Wall Street stocks surge higher on better earnings and sub-3% on 10-year yields
- Microsoft, Intel and Amazon among others beat expectations on Thursday sending US indices higher.
- The 10-year US Treasury yields pullback sub-3% further collaborating to the stocks advance.
US stocks surged higher on Thursday as quarterly earnings beat analysts’ estimates and the 10-year US Treasury yields pulled back from the high made at 3.035% to currently trade down in the 2.981% region. Investors were getting scared that if Treasury yields soared too high it would force people out of risky assets such as stocks into cash.
On Thursday, April 26, the S&P 500 rose 1.1% to close at 2,666.94. The Dow Jones Industrial Average gained 238.51 points and closed at 24,322.34, Visa was the winner stock in the index. The tech-heavy Nasdaq gained 1.6% to 7,118.68.
The move up in stocks was lead by better-than-anticipated earnings. Microsoft jumped a whopping 9.1% beating estimates with 95 cents per share versus 85 cents expected. The number users of the social media website was steady despite the Cambridge Analytica data leak scandal.
Advanced Micro Devices also beat expectations and the stock soared 14 percent while Chipotle went parabolic and jumped not less than 24.4% on better than expected earnings. Amazon also beats estimates with earnings per share of $3.27 per share versus $1.26 per share expected. Intel joins the party with 87 cents per share versus 72 cents per share forecast by analysts.
So far 80% of the S&P 500 companies have reported better than anticipated earnings.
"There are two things driving the market: Earnings and the news flow out of Washington.
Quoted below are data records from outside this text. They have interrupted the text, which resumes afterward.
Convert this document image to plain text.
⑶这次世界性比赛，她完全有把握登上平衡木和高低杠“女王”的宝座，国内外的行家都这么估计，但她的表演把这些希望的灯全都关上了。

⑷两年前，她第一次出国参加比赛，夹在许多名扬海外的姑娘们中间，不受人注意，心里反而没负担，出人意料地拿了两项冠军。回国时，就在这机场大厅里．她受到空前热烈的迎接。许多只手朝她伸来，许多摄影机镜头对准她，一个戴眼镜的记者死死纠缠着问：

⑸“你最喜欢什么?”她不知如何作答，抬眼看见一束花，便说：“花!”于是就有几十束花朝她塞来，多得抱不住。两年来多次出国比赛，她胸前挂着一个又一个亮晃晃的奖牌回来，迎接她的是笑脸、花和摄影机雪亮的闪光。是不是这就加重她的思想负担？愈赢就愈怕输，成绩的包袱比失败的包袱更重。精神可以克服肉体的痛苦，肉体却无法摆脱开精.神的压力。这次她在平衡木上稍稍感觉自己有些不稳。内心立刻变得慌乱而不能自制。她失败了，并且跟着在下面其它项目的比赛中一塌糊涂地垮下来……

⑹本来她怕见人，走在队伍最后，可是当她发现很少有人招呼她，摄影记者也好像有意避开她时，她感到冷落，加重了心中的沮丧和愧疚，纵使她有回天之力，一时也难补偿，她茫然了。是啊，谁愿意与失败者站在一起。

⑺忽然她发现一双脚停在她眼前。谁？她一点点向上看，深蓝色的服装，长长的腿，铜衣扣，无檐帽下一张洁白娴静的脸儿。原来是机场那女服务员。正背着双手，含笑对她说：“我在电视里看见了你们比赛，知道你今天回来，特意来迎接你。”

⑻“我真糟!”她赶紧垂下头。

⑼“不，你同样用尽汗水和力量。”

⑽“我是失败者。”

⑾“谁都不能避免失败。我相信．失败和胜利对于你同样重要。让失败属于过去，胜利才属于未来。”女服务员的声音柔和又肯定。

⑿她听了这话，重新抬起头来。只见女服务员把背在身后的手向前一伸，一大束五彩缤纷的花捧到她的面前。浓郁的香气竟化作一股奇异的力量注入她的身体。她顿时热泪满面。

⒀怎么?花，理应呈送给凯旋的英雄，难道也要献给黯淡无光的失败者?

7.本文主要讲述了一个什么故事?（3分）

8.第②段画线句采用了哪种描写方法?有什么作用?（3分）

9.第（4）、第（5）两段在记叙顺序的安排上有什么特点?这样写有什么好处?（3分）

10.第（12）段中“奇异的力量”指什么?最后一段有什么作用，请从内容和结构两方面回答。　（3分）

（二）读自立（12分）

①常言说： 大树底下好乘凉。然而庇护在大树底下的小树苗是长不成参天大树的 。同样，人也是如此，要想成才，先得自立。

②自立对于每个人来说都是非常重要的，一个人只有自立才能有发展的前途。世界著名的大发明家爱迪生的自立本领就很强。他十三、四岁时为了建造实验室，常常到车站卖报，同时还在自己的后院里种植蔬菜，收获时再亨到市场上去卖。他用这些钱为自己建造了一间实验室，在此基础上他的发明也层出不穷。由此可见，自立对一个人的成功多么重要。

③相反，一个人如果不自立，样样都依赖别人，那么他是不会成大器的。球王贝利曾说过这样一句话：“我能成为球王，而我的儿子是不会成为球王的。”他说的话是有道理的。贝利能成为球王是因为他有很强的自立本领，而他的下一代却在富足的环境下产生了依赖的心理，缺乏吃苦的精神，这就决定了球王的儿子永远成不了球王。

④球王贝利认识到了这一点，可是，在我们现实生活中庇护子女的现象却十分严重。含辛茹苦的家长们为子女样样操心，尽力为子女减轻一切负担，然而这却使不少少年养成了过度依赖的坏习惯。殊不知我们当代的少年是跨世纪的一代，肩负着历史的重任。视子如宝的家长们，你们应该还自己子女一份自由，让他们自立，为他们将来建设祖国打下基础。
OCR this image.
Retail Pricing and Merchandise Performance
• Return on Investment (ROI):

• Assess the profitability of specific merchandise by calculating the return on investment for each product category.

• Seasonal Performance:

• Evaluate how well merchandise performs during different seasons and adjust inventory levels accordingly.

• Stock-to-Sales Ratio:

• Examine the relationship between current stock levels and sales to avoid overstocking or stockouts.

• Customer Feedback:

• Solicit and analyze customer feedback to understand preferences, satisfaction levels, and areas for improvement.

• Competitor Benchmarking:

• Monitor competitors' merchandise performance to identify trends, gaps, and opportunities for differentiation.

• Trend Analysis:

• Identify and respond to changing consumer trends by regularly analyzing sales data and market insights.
The earnings reports have been good thus far, I see no reason why that wouldn't continue," said Randy Frederick, from the Schwab Center for Financial Research.
On the macroeconomic front, Friday will see the release of the US Gross Domestic Product which is expected to decelerate to 2% in the first quarter form 2.9% from the previous reading. On the same day the Bureau of Economic Analysis, Department of Commerce will release inflation data with the Real Personal Consumption Expenditure indicator expected to accelerate at 2.4% from 1.9% on the core reading for the first quarter of the year.